Be that as it may, there is no such thing as a success rate of 100%, and the accuracy of new technologies for root apex location is always under study. Gambarini et al. described a clinical case in which apical location during endodontic microsurgery was carried out using computer-assisted dynamic navigation techniques. These techniques use stereoscopic motion-tracking cameras within an optical triangulation tracking system to guide the drilling process in real-time, which enables the clinician to achieve the pre-planned osteotomy trajectory, angle, and depth [3]. They are frequently used for dental implant placement, and studies indicate that they result in statistically significant, lower deviation values (p ˂ 0.05) at the coronal entry point (0.71 ± 0.40 mm), apical end point (1.00 ± 0.49 mm), and angular deviation (2.26 ± 1.62°) level when compared with traditional free-hand techniques for dental implant placement [32,33]. The field of endodontics also uses computer-aided dynamic navigation techniques to prevent complications and enable more accurate root canal location [34,35,36]. On the other hand, a recent systematic review and meta-analysis did not find statistically significant differences in the success rates of root canal location between static and dynamic computer-aided navigation techniques (p = 0.185) [37]. There were statistically significant differences between computer-aided static navigation techniques and conventional free-hand techniques in apical location (p < 0.0001) [4]. Despite this, traditional free-hand techniques are still widely used, and several articles reference the success rates of apical location using trephine bur devices and piezoelectric ultrasonic inserts [38,39,40,41]. Further study is needed to corroborate findings regarding the accuracy of apical location when using conventional free-hand techniques.

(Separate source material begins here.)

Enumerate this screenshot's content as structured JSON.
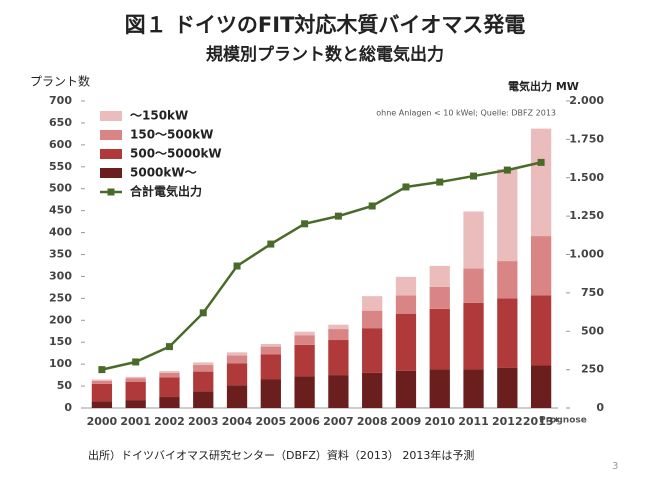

This in vitro study was limited in scope due to its experimental nature; a real-life clinical situation would likely not have the same level of similarities in tooth anatomy and position. Regardless, the teeth were selected based on their anatomy, as well as being randomized. The silicone splint was used to ensure repeatability of the dental position in all experimental models. The methodology of this study is easily applicable to clinical studies.
5. Conclusions
The results indicate that the free-hand and the AR techniques do not show a statistically significant accuracy for apical location.